Cada vez que en uno de esos lugares daba con la cabina telefónica, la única quizás que había, se sentía tentado de entrar en ella y pasar a la dimensión de las estrellas, pero con su mala suerte, se decía, seguro que acababa en el lugar equivocado. Y no hacía nada. Bueno sí. Una cosa. Bebía como un cosaco. Hasta que un día el Circo Americano en su gira mundial recaló en Madrid. El payaso entró en una cabina de la que no pudo salir. Unos operarios lo recogieron y lo depositaron en unos almacenes municipales llenos de cabinas con personas atrapadas dentro.

5 comentarios:

Anónimo dijo...

Creo que es el formato, HdB, pero me va más tu blog que lo otro.
Mu güeno. Y el cierre del arca perdida me ha flipao porque trasciende a la basura que somos las personas y los que escriben y todo eso.
¿Se sabe algo del programa?

Joselu dijo...

A los que recordamos aquel memorable corto La cabina protagonizado por José Luis López Vázquez y dirigida por Antonio Mercero, este relato nos trae resonancias ominosas. El comienzo recrea al payaso proustiano Bertolini con ternura y habilidad, para darnos a conocer, después, la tristeza de su vida oculta en sus actuaciones.
Leí a Proust en un momento de mi vida, y, con el tiempo tengo la ilusión de volver a recuperar aquellos fragmentos de la madalena que recuerdo (a pesar de los veintitantos años pasados) como si los hubiera leído ayer. Un saludo.
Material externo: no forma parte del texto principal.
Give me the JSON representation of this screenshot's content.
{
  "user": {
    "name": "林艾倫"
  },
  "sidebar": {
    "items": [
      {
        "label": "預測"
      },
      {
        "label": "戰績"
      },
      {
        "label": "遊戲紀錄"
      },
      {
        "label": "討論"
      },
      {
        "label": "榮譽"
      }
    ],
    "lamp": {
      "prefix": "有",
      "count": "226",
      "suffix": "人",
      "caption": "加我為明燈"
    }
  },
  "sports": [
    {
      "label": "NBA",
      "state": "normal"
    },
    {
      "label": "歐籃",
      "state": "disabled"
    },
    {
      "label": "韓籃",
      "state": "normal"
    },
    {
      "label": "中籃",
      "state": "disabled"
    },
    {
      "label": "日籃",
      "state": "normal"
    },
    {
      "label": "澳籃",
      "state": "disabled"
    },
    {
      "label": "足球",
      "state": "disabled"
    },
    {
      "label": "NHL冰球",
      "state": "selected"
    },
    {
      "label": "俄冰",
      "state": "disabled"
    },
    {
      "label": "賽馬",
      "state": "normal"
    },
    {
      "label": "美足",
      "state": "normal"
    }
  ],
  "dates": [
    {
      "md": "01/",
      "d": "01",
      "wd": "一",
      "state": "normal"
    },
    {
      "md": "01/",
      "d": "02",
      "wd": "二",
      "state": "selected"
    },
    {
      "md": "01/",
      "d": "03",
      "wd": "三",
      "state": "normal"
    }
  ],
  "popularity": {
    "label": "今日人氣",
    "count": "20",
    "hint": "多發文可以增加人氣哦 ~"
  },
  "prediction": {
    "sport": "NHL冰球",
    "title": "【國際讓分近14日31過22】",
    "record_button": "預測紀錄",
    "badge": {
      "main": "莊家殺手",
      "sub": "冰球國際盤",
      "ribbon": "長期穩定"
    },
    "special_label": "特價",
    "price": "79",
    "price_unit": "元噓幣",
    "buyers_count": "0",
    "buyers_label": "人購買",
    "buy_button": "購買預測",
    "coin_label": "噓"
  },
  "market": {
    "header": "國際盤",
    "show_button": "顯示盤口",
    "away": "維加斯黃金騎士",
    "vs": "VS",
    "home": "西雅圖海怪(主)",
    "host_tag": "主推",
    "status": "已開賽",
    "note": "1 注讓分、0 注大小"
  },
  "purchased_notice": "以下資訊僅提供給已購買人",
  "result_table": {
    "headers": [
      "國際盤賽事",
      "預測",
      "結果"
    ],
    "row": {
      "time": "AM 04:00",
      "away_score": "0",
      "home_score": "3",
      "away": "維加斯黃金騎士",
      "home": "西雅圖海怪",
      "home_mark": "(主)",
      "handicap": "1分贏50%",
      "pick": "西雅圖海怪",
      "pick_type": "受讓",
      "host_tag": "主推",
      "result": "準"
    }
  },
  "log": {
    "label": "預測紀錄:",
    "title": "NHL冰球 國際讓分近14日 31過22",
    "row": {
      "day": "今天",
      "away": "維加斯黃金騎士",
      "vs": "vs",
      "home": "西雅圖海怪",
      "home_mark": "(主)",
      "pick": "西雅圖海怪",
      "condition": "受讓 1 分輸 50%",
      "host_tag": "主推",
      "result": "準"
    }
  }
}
Fernando García Pañeda dijo...

Vidas ejemplares todas.
En este caso redimida por Proust a algunos ojos (como los míos).

Carlos Frontera dijo...

En verdad, la ferocidad con que engulle monedas las cabinas telefónicas es como para echarse a llorar.
Al igual que el escritor de plagios, yo tampoco he sido capaz de acabar un libro de Proust; dudo que haya llegado a la página 166, y no lo digo con orgullo.

Anónimo dijo...

Ya no puede estar una sola buscando su propio tiempo perdido, ni sus amores perdidos,ni pensando en Swan, en ninguna parte, te asalta un teléfono o una cabina desde cualquier rincón, el rincón de tu bolsillo o el de la calle.
Besos, buenos días!!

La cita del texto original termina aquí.